Saturday, 8 October 2011

Jaume Plensa



Jaume Plensa at Yorkshire Sculpture Park





Stunning, majestic - this is what greets you at the entrance to the Park. It is only when you get nearer that you realise that the mesh/lattice work is letters. Plensa's interest in words and letters, how the twenty six letters of the alphabet allow us to express ourselves, is evident in all of the work exhibited.

Both figures are constructed in such a way as to allow people to go inside them and explore the letters from the inside, but also to see the world through the letters. We watched a school party of primary kids piling inside both figures and they had such fun!




They look equally good from a distance.





'Heart of Trees' consists of seven trees with figures attached at the base of each - the figures bear his likeness and are tattooed with the names of composers who have been important to him. The seven figures equate to the seven note scale - simple beginnings from which complex music can grow, thus complementing the other works which figure letters of the alphabet from which words and complex meaning grow.

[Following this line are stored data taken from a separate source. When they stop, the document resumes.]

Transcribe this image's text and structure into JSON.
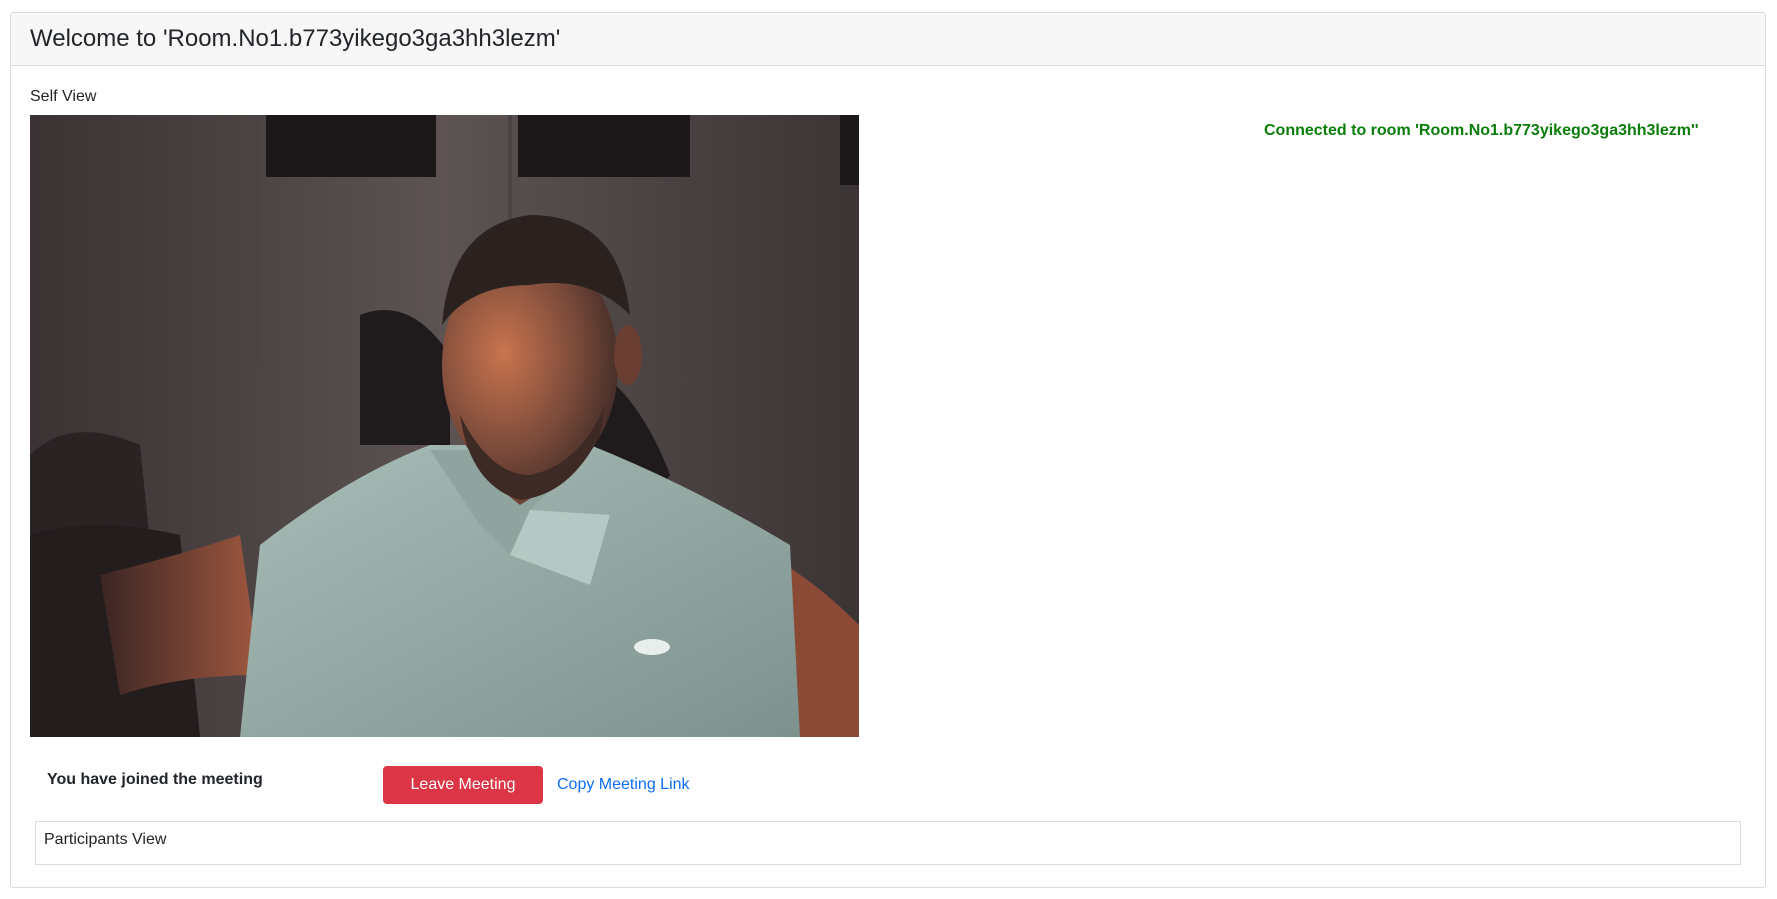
{
  "header": {
    "title": "Welcome to 'Room.No1.b773yikego3ga3hh3lezm'"
  },
  "self_view": {
    "label": "Self View"
  },
  "status": {
    "connected": "Connected to room 'Room.No1.b773yikego3ga3hh3lezm''",
    "connected_color": "#0a7d0a",
    "joined": "You have joined the meeting"
  },
  "actions": {
    "leave_label": "Leave Meeting",
    "leave_color": "#dc3545",
    "copy_link_label": "Copy Meeting Link",
    "link_color": "#0d6efd"
  },
  "participants": {
    "label": "Participants View"
  }
}
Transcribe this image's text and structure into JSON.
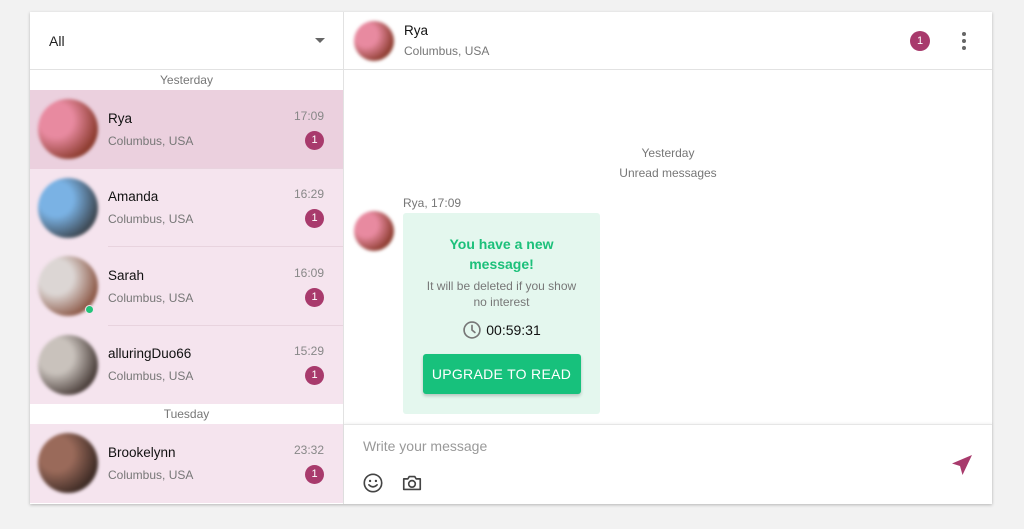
{
  "sidebar": {
    "filter": {
      "selected": "All"
    },
    "sections": [
      {
        "label": "Yesterday",
        "conversations": [
          {
            "name": "Rya",
            "location": "Columbus, USA",
            "time": "17:09",
            "unread": "1",
            "active": true,
            "online": false,
            "avatar_colors": [
              "#e88aa0",
              "#8a3a2c"
            ]
          },
          {
            "name": "Amanda",
            "location": "Columbus, USA",
            "time": "16:29",
            "unread": "1",
            "active": false,
            "online": false,
            "avatar_colors": [
              "#7ab2e4",
              "#3c4650"
            ]
          },
          {
            "name": "Sarah",
            "location": "Columbus, USA",
            "time": "16:09",
            "unread": "1",
            "active": false,
            "online": true,
            "avatar_colors": [
              "#dcd6d4",
              "#8c5846"
            ]
          },
          {
            "name": "alluringDuo66",
            "location": "Columbus, USA",
            "time": "15:29",
            "unread": "1",
            "active": false,
            "online": false,
            "avatar_colors": [
              "#c9c2bc",
              "#4a3e3a"
            ]
          }
        ]
      },
      {
        "label": "Tuesday",
        "conversations": [
          {
            "name": "Brookelynn",
            "location": "Columbus, USA",
            "time": "23:32",
            "unread": "1",
            "active": false,
            "online": false,
            "avatar_colors": [
              "#9a6a5a",
              "#3c2a24"
            ]
          }
        ]
      }
    ]
  },
  "chat": {
    "header": {
      "name": "Rya",
      "location": "Columbus, USA",
      "unread": "1",
      "avatar_colors": [
        "#e88aa0",
        "#8a3a2c"
      ]
    },
    "day_label": "Yesterday",
    "unread_label": "Unread messages",
    "message": {
      "meta": "Rya, 17:09",
      "title": "You have a new message!",
      "subtitle": "It will be deleted if you show no interest",
      "timer": "00:59:31",
      "button_label": "UPGRADE TO READ"
    },
    "composer": {
      "placeholder": "Write your message",
      "value": ""
    }
  },
  "colors": {
    "accent": "#a83a6c",
    "green": "#17c17c",
    "list_bg": "#f5e4ee",
    "active_bg": "#ebd0de",
    "bubble_bg": "#e4f7ee"
  }
}
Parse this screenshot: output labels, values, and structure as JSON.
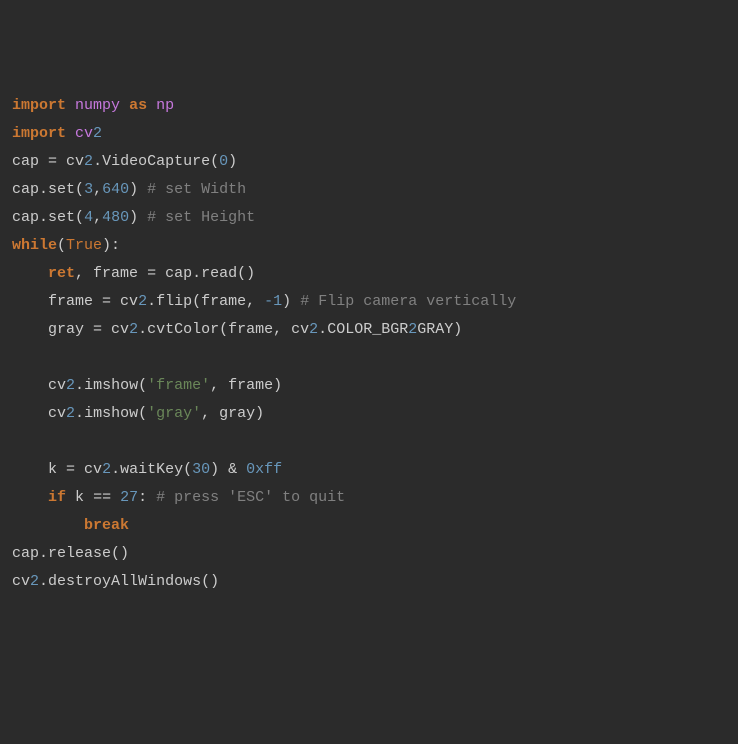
{
  "code": {
    "l1": {
      "import": "import",
      "numpy": "numpy",
      "as": "as",
      "np": "np"
    },
    "l2": {
      "import": "import",
      "cv": "cv",
      "two": "2"
    },
    "l3": {
      "cap": "cap",
      "eq": " = ",
      "cv": "cv",
      "two": "2",
      "dot": ".",
      "fn": "VideoCapture",
      "op": "(",
      "n": "0",
      "cp": ")"
    },
    "l4": {
      "cap": "cap",
      "dot": ".",
      "fn": "set",
      "op": "(",
      "a": "3",
      "c": ",",
      "b": "640",
      "cp": ")",
      "sp": " ",
      "com": "# set Width"
    },
    "l5": {
      "cap": "cap",
      "dot": ".",
      "fn": "set",
      "op": "(",
      "a": "4",
      "c": ",",
      "b": "480",
      "cp": ")",
      "sp": " ",
      "com": "# set Height"
    },
    "l6": {
      "kw": "while",
      "op": "(",
      "true": "True",
      "cp": "):"
    },
    "l7": {
      "ret": "ret",
      "c": ", ",
      "frame": "frame",
      "eq": " = ",
      "cap": "cap",
      "dot": ".",
      "fn": "read",
      "p": "()"
    },
    "l8": {
      "frame": "frame",
      "eq": " = ",
      "cv": "cv",
      "two": "2",
      "dot": ".",
      "fn": "flip",
      "op": "(",
      "arg": "frame, ",
      "n": "-1",
      "cp": ")",
      "sp": " ",
      "com": "# Flip camera vertically"
    },
    "l9": {
      "gray": "gray",
      "eq": " = ",
      "cv": "cv",
      "two": "2",
      "dot": ".",
      "fn": "cvtColor",
      "op": "(",
      "arg": "frame, ",
      "cv2": "cv",
      "two2": "2",
      "dot2": ".",
      "c1": "COLOR_BGR",
      "two3": "2",
      "c2": "GRAY",
      "cp": ")"
    },
    "l11": {
      "cv": "cv",
      "two": "2",
      "dot": ".",
      "fn": "imshow",
      "op": "(",
      "s": "'frame'",
      "c": ", ",
      "arg": "frame",
      "cp": ")"
    },
    "l12": {
      "cv": "cv",
      "two": "2",
      "dot": ".",
      "fn": "imshow",
      "op": "(",
      "s": "'gray'",
      "c": ", ",
      "arg": "gray",
      "cp": ")"
    },
    "l14": {
      "k": "k",
      "eq": " = ",
      "cv": "cv",
      "two": "2",
      "dot": ".",
      "fn": "waitKey",
      "op": "(",
      "n": "30",
      "cp": ")",
      "amp": " & ",
      "hex": "0xff"
    },
    "l15": {
      "if": "if",
      "sp": " ",
      "k": "k",
      "eq": " == ",
      "n": "27",
      "col": ": ",
      "com": "# press 'ESC' to quit"
    },
    "l16": {
      "break": "break"
    },
    "l17": {
      "cap": "cap",
      "dot": ".",
      "fn": "release",
      "p": "()"
    },
    "l18": {
      "cv": "cv",
      "two": "2",
      "dot": ".",
      "fn": "destroyAllWindows",
      "p": "()"
    }
  }
}
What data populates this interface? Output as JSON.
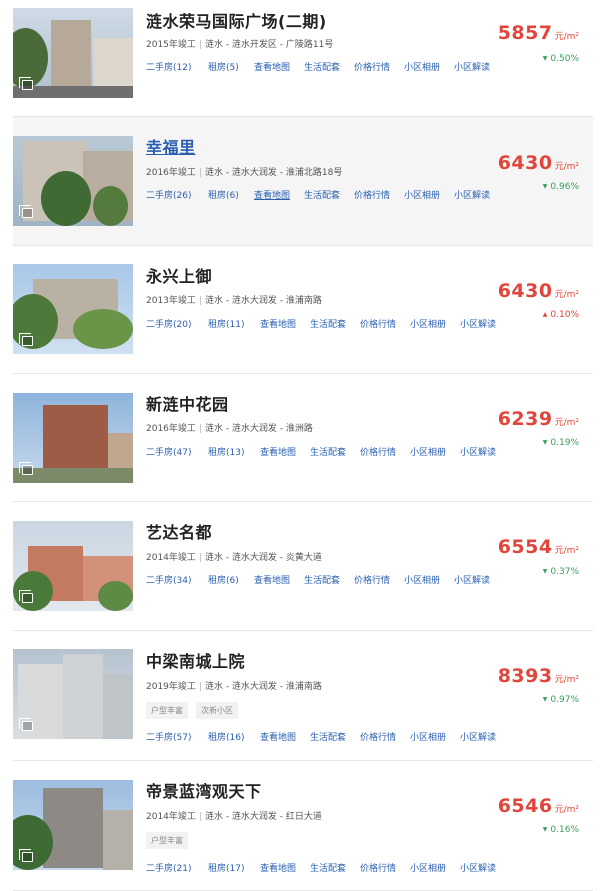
{
  "price_unit": "元/m²",
  "links": [
    "二手房",
    "租房",
    "查看地图",
    "生活配套",
    "价格行情",
    "小区相册",
    "小区解读"
  ],
  "colors": {
    "price": "#e0463b",
    "down": "#3aa05a",
    "up": "#e0463b",
    "link": "#2a5fb0"
  },
  "listings": [
    {
      "name": "涟水荣马国际广场(二期)",
      "year": "2015年竣工",
      "district": "涟水 - 涟水开发区 - 广陵路11号",
      "price": "5857",
      "change": "0.50%",
      "direction": "down",
      "ershou": "二手房(12)",
      "zufang": "租房(5)",
      "tags": []
    },
    {
      "name": "幸福里",
      "year": "2016年竣工",
      "district": "涟水 - 涟水大润发 - 淮浦北路18号",
      "price": "6430",
      "change": "0.96%",
      "direction": "down",
      "ershou": "二手房(26)",
      "zufang": "租房(6)",
      "tags": []
    },
    {
      "name": "永兴上御",
      "year": "2013年竣工",
      "district": "涟水 - 涟水大润发 - 淮浦南路",
      "price": "6430",
      "change": "0.10%",
      "direction": "up",
      "ershou": "二手房(20)",
      "zufang": "租房(11)",
      "tags": []
    },
    {
      "name": "新涟中花园",
      "year": "2016年竣工",
      "district": "涟水 - 涟水大润发 - 淮洲路",
      "price": "6239",
      "change": "0.19%",
      "direction": "down",
      "ershou": "二手房(47)",
      "zufang": "租房(13)",
      "tags": []
    },
    {
      "name": "艺达名都",
      "year": "2014年竣工",
      "district": "涟水 - 涟水大润发 - 炎黄大道",
      "price": "6554",
      "change": "0.37%",
      "direction": "down",
      "ershou": "二手房(34)",
      "zufang": "租房(6)",
      "tags": []
    },
    {
      "name": "中梁南城上院",
      "year": "2019年竣工",
      "district": "涟水 - 涟水大润发 - 淮浦南路",
      "price": "8393",
      "change": "0.97%",
      "direction": "down",
      "ershou": "二手房(57)",
      "zufang": "租房(16)",
      "tags": [
        "户型丰富",
        "次新小区"
      ]
    },
    {
      "name": "帝景蓝湾观天下",
      "year": "2014年竣工",
      "district": "涟水 - 涟水大润发 - 红日大道",
      "price": "6546",
      "change": "0.16%",
      "direction": "down",
      "ershou": "二手房(21)",
      "zufang": "租房(17)",
      "tags": [
        "户型丰富"
      ]
    }
  ]
}
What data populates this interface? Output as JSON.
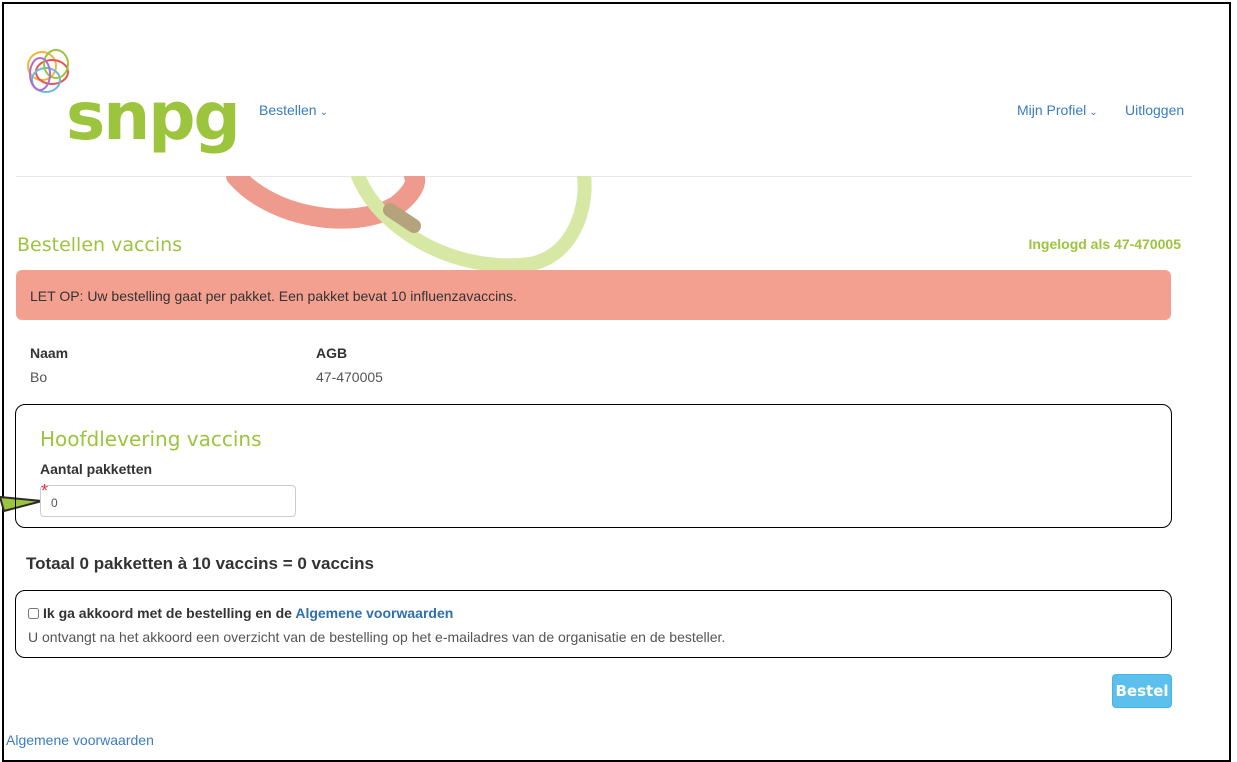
{
  "header": {
    "logo_text": "snpg",
    "nav": {
      "bestellen_label": "Bestellen",
      "profile_label": "Mijn Profiel",
      "logout_label": "Uitloggen"
    }
  },
  "page": {
    "title": "Bestellen vaccins",
    "logged_in": "Ingelogd als 47-470005"
  },
  "alert": {
    "text": "LET OP: Uw bestelling gaat per pakket. Een pakket bevat 10 influenzavaccins."
  },
  "info": {
    "naam_label": "Naam",
    "naam_value": "Bo",
    "agb_label": "AGB",
    "agb_value": "47-470005"
  },
  "delivery": {
    "title": "Hoofdlevering vaccins",
    "quantity_label": "Aantal pakketten",
    "required_mark": "*",
    "quantity_value": "0"
  },
  "total": {
    "text": "Totaal 0 pakketten à 10 vaccins = 0 vaccins"
  },
  "agreement": {
    "checked": false,
    "prefix": "Ik ga akkoord met de bestelling en de",
    "link": "Algemene voorwaarden",
    "note": "U ontvangt na het akkoord een overzicht van de bestelling op het e-mailadres van de organisatie en de besteller."
  },
  "actions": {
    "order_label": "Bestel"
  },
  "footer": {
    "terms_link": "Algemene voorwaarden"
  },
  "colors": {
    "brand_green": "#9cc43c",
    "alert_bg": "#f4a090",
    "link_blue": "#3a7cc2",
    "button_blue": "#5bc0eb"
  },
  "icons": {
    "logo": "snpg-circles-logo",
    "nav_chevron": "chevron-down-icon",
    "callout": "callout-arrow-icon"
  }
}
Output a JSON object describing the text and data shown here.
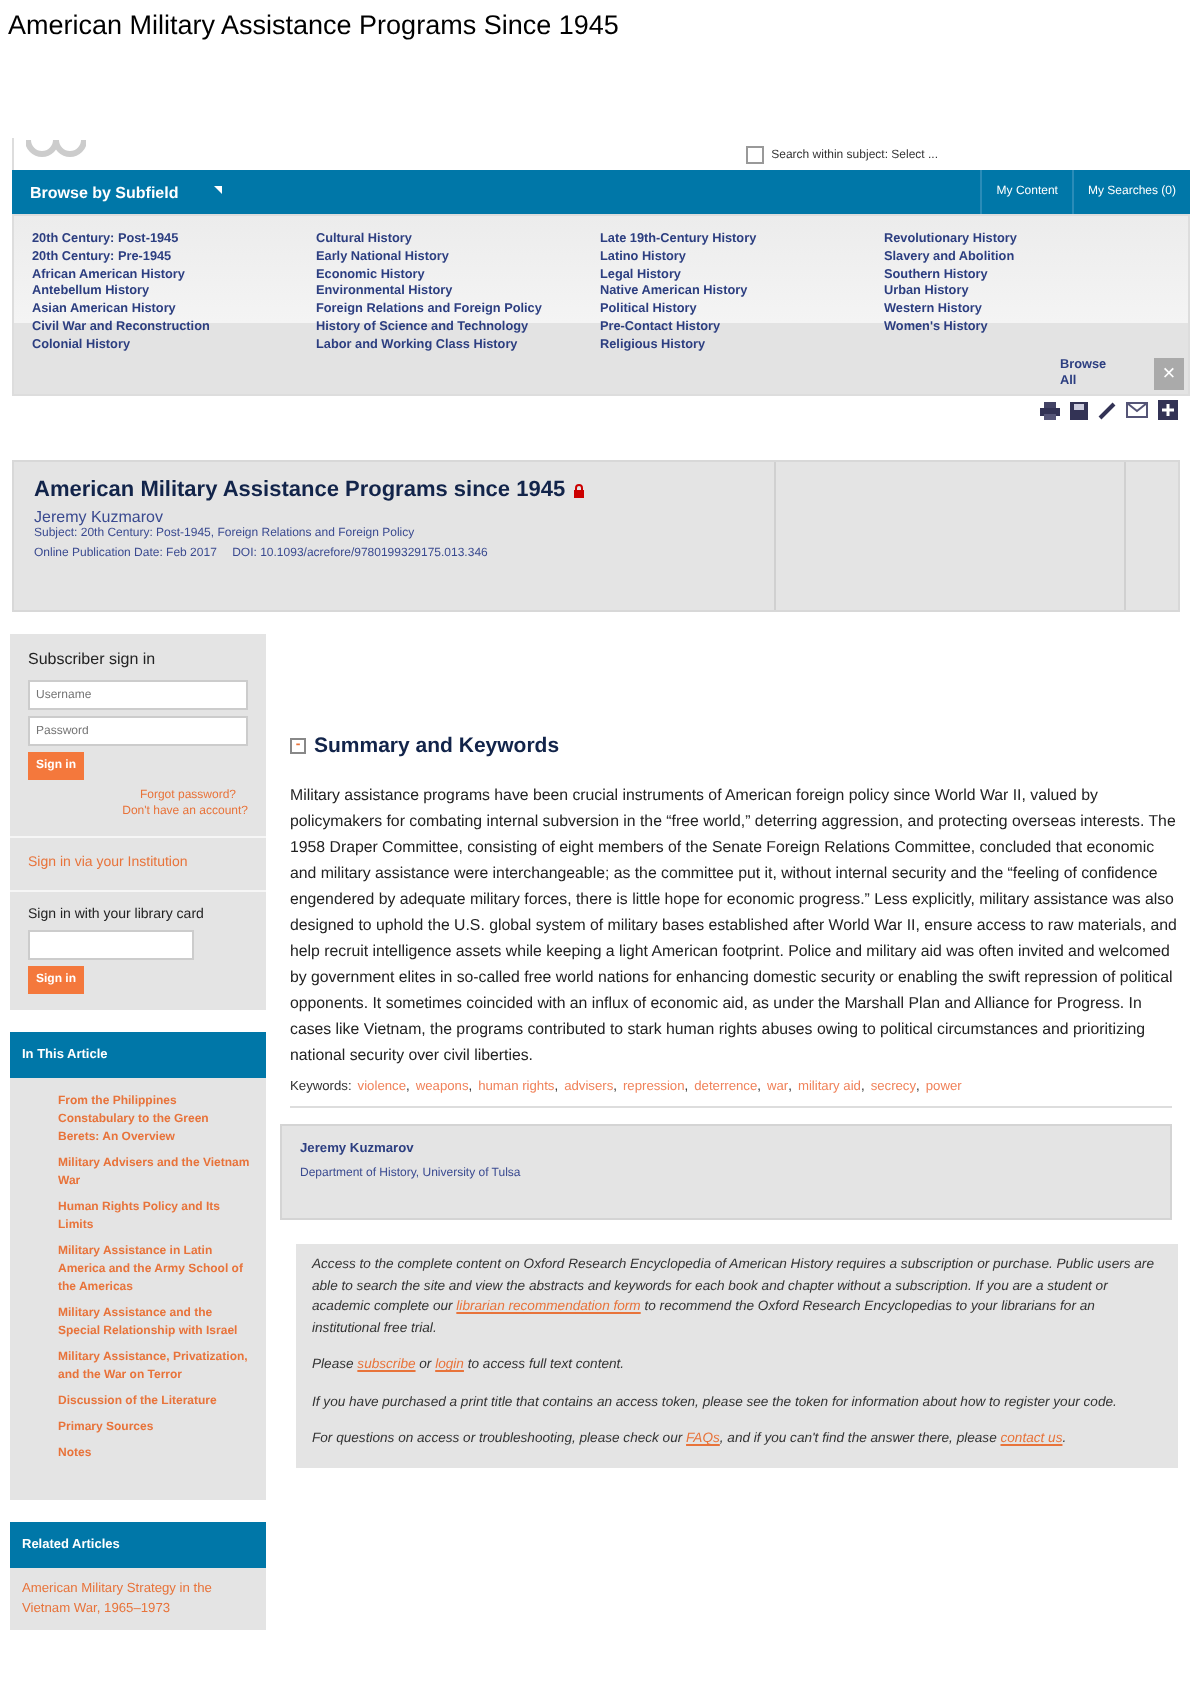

This is about the power of musicians, writers and artists to illuminate and transform our lives.



 

'House of Knowledge'. Letters, words and their power.




Like the two figures at the entrance of the park this work invites us to go inside, to embrace, to communicate.





'Yorkshire Souls' . The three figures embrace themselves in a protective almost foetal position - the human condition?





'Nuria and Irma'  on the gallery roof, made out of steel mesh, replicates computer generated anatomies: you can see through the heads and they at the same time seem to contain the landscape within them.


And now we go inside the Underground Gallery



 
 
'Song of Songs, I and II'  to be found at Reception




'Sihouettes' above our heads as we enter the gallery, silhouetted figures with lines of poetry streaming from their heads, like thought-bubbles or dreams. Do our words stay in the air around us when we speak?


 


and a smaller version in a circle this time in the last room of the gallery

 



'Twenty nine palms' a steel curtain running all the way down the corridor. The metal letters form sections of some of his favourite pieces of writing in their original languages. We were encouraged to move our hands along the curtain and the music produced was very sweet.






'Hear No Evil, Speak No Evil, See No Evil', in the first room of the gallery, three figures attached on three of the walls





'Alabaster Heads'






and a closer look.






'In the Midst of Dreams'





We gasped on entering every single room






'Jerusalem'  a circle of huge brass gongs which we were encouraged to hit with a mallet.  At one point there were a few people hitting the gongs and the sound the gongs made was beautiful and would fill the room, each gong with its own individual sound and when more than one were hit they would interract with one another and the sound would change.

The sound filling the room is an integral part of the sculpture - are the gongs the sculpture, or the sound or both? - making the people in the room an integral part of the art.





Each gong is engraved with text from poetry about life, love and dreams.















 





2 comments:

  1. When one of the pits closed near Wigan (?) the people chose a Plensa head to place on the hillside as a memorial to the past and a hope for the future...Colin is desperate to go north to see it.